[T]he likelihood that life will arise in this universe does not change even if there are millions of non-life-supporting universes "out there" (assuming that universes are closed systems that don't interfere with each other). If this reasoning is correct then, from our perspective, it is no more rational to believe that there are infinitely many universes than to believe there is just one--it's merely an aesthetic preference.
This strikes me as mistaken. It's true that the existence of other universes doesn't affect the probability of this universe - "u42" let's say - being capable of supporting life. But that isn't what needs explaining. We merely need to show how there could be some universe or other that supports life. The locative fact that it's ours in particular can be got for free, by appeal to the Anthropic Principle.
Compare: "Of all the planets in the universe, how is it that we ended up on one of the few capable of supporting life? Isn't this monumentally unlikely?" This sounds like a silly question. It's not as if we might instead have been asking the question from the blistered surface of Mercury. Living - and hence being somewhere capable of supporting life - is a precondition for even asking the question. Finding ourselves alive on a lifeless planet is not a possibility that ever needed to be ruled out.
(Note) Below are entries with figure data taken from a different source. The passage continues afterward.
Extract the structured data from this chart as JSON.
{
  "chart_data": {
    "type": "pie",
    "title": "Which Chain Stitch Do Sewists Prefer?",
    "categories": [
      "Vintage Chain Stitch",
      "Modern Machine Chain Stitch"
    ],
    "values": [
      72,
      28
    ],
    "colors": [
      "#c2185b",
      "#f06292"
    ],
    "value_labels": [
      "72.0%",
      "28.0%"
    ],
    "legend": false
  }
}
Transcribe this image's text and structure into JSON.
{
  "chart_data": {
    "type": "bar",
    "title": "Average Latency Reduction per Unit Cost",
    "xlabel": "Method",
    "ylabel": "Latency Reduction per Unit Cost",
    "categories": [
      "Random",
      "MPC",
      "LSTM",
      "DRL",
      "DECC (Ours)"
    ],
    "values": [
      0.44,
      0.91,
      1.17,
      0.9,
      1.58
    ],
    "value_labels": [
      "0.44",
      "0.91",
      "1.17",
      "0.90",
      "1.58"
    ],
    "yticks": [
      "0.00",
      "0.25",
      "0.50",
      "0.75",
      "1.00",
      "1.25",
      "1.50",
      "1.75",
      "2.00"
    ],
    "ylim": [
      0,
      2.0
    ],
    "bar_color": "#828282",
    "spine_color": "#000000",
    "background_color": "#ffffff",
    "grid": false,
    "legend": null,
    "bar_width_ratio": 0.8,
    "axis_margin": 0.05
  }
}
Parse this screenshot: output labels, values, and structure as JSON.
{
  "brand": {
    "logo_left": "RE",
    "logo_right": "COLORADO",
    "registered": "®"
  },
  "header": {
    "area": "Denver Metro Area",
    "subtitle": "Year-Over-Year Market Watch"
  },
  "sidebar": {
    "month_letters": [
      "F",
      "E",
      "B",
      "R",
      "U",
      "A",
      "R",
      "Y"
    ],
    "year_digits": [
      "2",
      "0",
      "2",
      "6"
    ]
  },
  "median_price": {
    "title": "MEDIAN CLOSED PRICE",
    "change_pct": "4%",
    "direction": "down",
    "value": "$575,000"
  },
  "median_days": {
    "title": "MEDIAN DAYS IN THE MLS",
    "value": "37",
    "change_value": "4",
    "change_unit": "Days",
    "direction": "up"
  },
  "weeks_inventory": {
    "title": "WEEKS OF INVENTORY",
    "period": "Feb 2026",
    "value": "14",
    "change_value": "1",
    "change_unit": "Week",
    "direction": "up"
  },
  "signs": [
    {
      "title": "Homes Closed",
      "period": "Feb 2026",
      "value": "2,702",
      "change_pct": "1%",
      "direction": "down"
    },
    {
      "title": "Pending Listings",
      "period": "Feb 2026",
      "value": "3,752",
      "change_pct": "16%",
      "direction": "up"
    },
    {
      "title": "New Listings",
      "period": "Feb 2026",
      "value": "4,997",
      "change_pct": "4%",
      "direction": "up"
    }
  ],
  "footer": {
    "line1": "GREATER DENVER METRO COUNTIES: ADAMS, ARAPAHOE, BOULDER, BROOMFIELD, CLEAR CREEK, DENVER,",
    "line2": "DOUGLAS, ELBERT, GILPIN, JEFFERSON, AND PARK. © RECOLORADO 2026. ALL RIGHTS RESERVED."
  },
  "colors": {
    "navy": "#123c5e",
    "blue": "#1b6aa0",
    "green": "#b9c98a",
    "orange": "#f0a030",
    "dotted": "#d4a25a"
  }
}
A more troubling question would be: "How is it that there are any life-supporting planets at all?" For clearly the total absence of life is a coherent alternative, so we need some explanation of why that didn't come to be. (Otherwise we must appeal to brute chance or coincidence, but that isn't much of an explanation!) And here the appeal to multiple universes might help. If there are zillions of universes, the chance that life exists somewhere or other suddenly looks a lot more likely.
Note that once it has been explained how life could plausibly exist somewhere, it's no great mystery how come it exists in our universe in particular. Maybe it's unlikely that u42 would contain life, but we don't really care about u42. For explanatory purposes, we care about "the universe we're in", de dicto not de re. And the probability that whatever universe we're in contains life is pretty well certain.
Again, the Anthropic Principle by itself cannot solve the whole problem. It cannot address the question of why we (or life-supporting universes) exist at all. For that we need the multiverse hypothesis. The Anthropic Principle can only help with the locative question: presupposing that there are life-supporting locations, why do we find ourselves in one of them rather than somewhere else? Combine the two and we get a relatively satisfying explanation, I guess. (More so than any alternative I've yet come across, anyway.)
So, contra Dom, I think we could rationally believe the multiverse hypothesis, as an inference to the best explanation. We simply need to be clear on what it serves to explain. It does not explain why u42 supports life. That's not something I feel any need to explain. Rather, what the multiverse hypothesis initially explains is how any actual universe could support life. Conjoined with the anthropic principle, it can then explain why we find ourselves in a life-supporting universe.